La sécheresse oblige les Malgaches à manger des feuilles, des criquets pour survivre

La disparition quasi totale des sources de nourriture a créé une «urgence nutritionnelle à part entière» dans le sud de Madagascar, prévient le Programme alimentaire mondial.

L’agence alimentaire de l’ONU a averti que la vie d’enfants dans le sud de Madagascar était en danger

Les habitants du sud de Madagascar ont été contraints  à manger des feuilles sauvages et des criquets pour éviter la famine après des sécheresses consécutives et des tempêtes de sable qui ont ruiné les récoltes, laissant des centaines de milliers de personnes au bord de la famine, selon le Programme alimentaire mondial (PAM). Amer Daoudi, directeur principal des opérations mondiales du PAM, a averti vendredi que la vie des enfants malgaches est en danger, en particulier ceux de moins de cinq ans dont les taux de malnutrition ont atteint des «niveaux alarmants». S’exprimant par vidéoconférence depuis la capitale de Madagascar, Antananarivo, Daoudi a déclaré lors d’un briefing de l’ONU à Genève qu’il avait visité des villages où «les gens ont dû recourir à des mesures de survie désespérées, telles que la consommation de criquets, de fruits de cactus rouges crus ou de feuilles sauvages».
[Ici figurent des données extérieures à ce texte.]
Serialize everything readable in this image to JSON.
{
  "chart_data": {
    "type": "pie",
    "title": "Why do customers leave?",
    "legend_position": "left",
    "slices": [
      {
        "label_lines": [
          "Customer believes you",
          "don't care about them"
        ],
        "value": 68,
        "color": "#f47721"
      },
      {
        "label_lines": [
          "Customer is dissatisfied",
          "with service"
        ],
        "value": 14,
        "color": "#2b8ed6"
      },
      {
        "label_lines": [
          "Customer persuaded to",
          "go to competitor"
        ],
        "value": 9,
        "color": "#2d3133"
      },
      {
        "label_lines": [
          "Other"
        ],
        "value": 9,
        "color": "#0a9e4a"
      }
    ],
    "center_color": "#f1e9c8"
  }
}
Le PAM à Madagascar appuie le processus de développement d’un programme national d’Alimentation Scolaire du Gouvernement

Le PAM a déclaré que la récolte devrait être inférieure de près de 40 pour cent à la moyenne quinquennale. La malnutrition chez les enfants de moins de cinq ans a presque doublé à 16 pour cent, passant de 9 pour cent en quatre mois à mars 2021 après cinq années consécutives de sécheresse, aggravée cette année par les tempêtes de sable et les pluies tardives. Un taux de 15 pour cent est considéré comme un niveau d’urgence et certains districts signalent que 27 pour cent  soit un enfant sur quatre de moins de cinq ans souffrent de malnutrition aiguë qui provoque l’émaciation. Au moins 1,35 million de personnes ont besoin d’une aide alimentaire dans la région, mais le PAM n’atteint que 750 000 avec des «demi-rations» en raison de contraintes financières, selon l(agence,  qui cherche 75 millions de dollars pour couvrir les besoins d’urgence jusqu’en septembre. «Nous avons besoin de ressources, hier; nous devons transformer les ressources en nourriture », a déclaré Shelley Thakral, porte-parole du PAM, à Al Jazeera. «Le monde souffre absolument du COVID, mais je pense que l’effet domino à Madagascar, où les tempêtes de sable ont complètement couvert la récolte, ils n’ont pas eu de pluies décentes depuis des années et cela aura un effet massif en 2021 sur les enfants, les mères et sur  les familles.”